The research underscores that collaborative AI pipelines can outperform single‑model solutions, but the gap between polished output and the nuanced demands of scholarly illustration persists. Further testing on a broader set of disciplines would be needed to gauge robustness across varied visual conventions.

Further Reading

Common Questions Answered

How do the five AI agents in PlotGen collaborate to generate scientific visualizations?

PlotGen uses a multi-agent framework with specialized agents including a Query Planning Agent, a Code Generation Agent, and three retrieval feedback agents. These agents work together iteratively, with the feedback agents (Numeric, Lexical, and Visual) using multimodal LLMs to refine data accuracy, textual labels, and visual correctness of generated plots.

What performance improvements did PlotGen demonstrate on the MatPlotBench dataset?
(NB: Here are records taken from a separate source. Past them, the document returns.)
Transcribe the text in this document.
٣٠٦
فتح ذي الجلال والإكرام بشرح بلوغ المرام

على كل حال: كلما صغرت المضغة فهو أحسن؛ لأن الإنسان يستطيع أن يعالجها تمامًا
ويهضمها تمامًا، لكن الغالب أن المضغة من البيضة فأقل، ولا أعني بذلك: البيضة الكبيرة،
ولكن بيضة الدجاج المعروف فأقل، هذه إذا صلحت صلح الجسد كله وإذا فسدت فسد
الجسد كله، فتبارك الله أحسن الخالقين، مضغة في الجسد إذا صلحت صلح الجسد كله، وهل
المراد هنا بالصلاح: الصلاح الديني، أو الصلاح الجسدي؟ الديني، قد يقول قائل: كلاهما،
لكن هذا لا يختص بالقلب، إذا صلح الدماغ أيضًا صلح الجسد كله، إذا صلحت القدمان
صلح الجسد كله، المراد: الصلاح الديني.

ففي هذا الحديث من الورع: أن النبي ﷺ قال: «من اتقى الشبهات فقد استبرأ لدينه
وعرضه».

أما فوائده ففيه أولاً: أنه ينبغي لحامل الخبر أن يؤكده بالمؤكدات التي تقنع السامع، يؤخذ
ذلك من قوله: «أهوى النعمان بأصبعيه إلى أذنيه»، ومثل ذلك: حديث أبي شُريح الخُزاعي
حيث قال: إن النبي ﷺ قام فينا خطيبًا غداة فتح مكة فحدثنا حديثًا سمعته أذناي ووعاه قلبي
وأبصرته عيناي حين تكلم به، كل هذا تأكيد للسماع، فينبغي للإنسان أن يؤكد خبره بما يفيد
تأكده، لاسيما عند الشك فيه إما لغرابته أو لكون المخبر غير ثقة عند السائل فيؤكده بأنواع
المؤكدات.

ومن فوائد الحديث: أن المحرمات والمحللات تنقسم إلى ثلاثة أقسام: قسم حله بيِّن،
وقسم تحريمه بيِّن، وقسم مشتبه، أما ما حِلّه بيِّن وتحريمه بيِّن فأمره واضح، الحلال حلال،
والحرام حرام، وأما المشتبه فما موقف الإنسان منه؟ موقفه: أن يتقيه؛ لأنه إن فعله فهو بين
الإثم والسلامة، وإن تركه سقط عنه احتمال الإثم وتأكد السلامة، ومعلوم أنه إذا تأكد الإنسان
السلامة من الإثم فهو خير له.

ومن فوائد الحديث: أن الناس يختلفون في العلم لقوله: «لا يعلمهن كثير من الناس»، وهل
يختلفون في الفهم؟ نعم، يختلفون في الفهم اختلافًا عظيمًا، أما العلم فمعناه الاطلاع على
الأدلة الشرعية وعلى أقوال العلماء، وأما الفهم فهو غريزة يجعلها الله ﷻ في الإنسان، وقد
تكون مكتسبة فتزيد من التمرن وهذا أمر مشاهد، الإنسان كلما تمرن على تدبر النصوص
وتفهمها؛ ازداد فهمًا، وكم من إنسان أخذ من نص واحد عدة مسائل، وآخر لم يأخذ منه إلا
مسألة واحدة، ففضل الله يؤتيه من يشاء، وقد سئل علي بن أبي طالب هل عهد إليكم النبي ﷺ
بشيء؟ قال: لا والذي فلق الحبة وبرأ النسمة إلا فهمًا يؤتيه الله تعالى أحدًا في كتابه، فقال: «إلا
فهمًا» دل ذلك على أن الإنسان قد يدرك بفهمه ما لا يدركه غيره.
PlotGen achieved a 4-6 percent improvement over strong baselines on the MatPlotBench dataset. The system enhanced user trust in LLM-generated visualizations and improved novice productivity by significantly reducing the debugging time needed for plot errors.

What challenges do novice users typically face when creating scientific data visualizations?

Novice users often struggle with the complexity of selecting appropriate visualization tools and mastering visualization techniques. Large Language Models (LLMs) have shown potential in code generation, but previously faced challenges with accuracy and required extensive iterative debugging.